I had never attended the RSA Conference before this year although I’ve heard about for several years.  It’s a major IT/technology and security focused conference that drew over 28,000 attendees this year.  I want to share some of my positive overarching “takeaways” from the week long conference.

I attended many sessions dealing with IT and security issues as well as some sessions that focused on the question of the relationship between and among IT, security, emerging technologies and privacy.  Some of the panels were composed solely of technology or security experts. Other panels were a combination of experts from one or more of those fields as well as experts in privacy and identity management.

It was gratifying to hear many of the operational experts talking about privacy as essential to their ongoing product developments. They said it was an issue that was integrated into the discussions within their respective organizations.  While I could only attend a small number of the hundreds of sessions, it was gratifying to hear privacy being discussed by non-privacy experts — and in such positive ways.

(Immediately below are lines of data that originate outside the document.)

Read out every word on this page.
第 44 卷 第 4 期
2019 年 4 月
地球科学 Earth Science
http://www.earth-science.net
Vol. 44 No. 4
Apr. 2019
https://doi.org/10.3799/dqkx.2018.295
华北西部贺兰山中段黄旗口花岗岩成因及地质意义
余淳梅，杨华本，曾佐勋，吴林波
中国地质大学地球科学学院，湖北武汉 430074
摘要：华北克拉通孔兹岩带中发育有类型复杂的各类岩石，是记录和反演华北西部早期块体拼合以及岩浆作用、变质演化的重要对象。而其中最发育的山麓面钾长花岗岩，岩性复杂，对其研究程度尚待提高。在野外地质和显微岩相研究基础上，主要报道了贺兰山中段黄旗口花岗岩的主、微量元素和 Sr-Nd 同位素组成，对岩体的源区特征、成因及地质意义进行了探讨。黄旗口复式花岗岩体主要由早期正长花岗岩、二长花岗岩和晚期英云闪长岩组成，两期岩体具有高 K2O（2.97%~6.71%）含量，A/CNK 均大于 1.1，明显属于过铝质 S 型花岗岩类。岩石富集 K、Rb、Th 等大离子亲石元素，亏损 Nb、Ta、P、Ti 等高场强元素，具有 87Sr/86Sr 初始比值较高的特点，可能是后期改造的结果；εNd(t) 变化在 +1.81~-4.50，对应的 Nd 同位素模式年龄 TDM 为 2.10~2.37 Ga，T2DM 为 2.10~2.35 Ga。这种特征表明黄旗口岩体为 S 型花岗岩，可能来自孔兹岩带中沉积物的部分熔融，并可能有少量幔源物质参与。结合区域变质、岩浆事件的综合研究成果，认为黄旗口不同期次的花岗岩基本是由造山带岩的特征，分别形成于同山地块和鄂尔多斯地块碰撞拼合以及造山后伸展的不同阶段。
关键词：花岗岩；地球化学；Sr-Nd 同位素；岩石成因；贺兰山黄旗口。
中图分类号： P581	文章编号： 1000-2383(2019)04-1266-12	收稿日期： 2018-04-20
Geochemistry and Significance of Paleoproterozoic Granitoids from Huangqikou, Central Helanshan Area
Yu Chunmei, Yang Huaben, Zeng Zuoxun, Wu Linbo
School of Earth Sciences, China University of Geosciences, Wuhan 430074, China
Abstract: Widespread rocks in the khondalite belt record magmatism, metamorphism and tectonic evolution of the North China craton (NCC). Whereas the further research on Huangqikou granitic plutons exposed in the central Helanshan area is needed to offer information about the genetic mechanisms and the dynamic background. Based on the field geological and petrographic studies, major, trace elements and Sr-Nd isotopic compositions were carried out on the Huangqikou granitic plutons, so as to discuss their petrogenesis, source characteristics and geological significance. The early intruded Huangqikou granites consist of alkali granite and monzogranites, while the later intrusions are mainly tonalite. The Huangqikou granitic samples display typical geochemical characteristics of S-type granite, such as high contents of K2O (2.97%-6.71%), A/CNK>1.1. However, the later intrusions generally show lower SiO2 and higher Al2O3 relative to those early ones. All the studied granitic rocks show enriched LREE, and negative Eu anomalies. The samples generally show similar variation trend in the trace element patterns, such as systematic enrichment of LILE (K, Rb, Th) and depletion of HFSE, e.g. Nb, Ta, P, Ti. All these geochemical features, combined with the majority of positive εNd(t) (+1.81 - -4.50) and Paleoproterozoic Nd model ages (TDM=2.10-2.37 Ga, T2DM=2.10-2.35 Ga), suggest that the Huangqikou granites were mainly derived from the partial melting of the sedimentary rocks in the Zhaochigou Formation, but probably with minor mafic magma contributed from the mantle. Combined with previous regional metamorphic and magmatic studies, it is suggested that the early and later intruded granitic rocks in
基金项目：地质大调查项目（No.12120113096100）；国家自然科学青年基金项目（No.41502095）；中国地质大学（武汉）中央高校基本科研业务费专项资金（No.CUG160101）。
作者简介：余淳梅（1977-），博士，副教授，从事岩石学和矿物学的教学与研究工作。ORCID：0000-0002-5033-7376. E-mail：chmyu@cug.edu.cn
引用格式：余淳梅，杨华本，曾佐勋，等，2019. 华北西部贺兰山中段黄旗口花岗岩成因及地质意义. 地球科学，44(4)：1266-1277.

One panel I attended was comprised solely of several Chief Privacy Officers from four major companies — Facebook, Mozilla, Google and Microsoft.  They each spoke about the importance to their respective organizations of protecting their users’ data and privacy.  The panelists discussed the different ways in which each of their companies was trying to afford users even more control to, for example, limit the personal information that is shared with other individuals and companies.  Somini Sengupta has an excellent summary of that panel in the March 3rd Sunday New York Times (www.nytimes.com; “Web Privacy Becomes a Business Imperative”).

I can’t, of course, vouch for what might have been discussed in the numerous sessions I couldn’t attend.  But it was very good to hear, in those that I attended,  consumers’ needs and privacy interests being discussed seriously and from a positive viewpoint.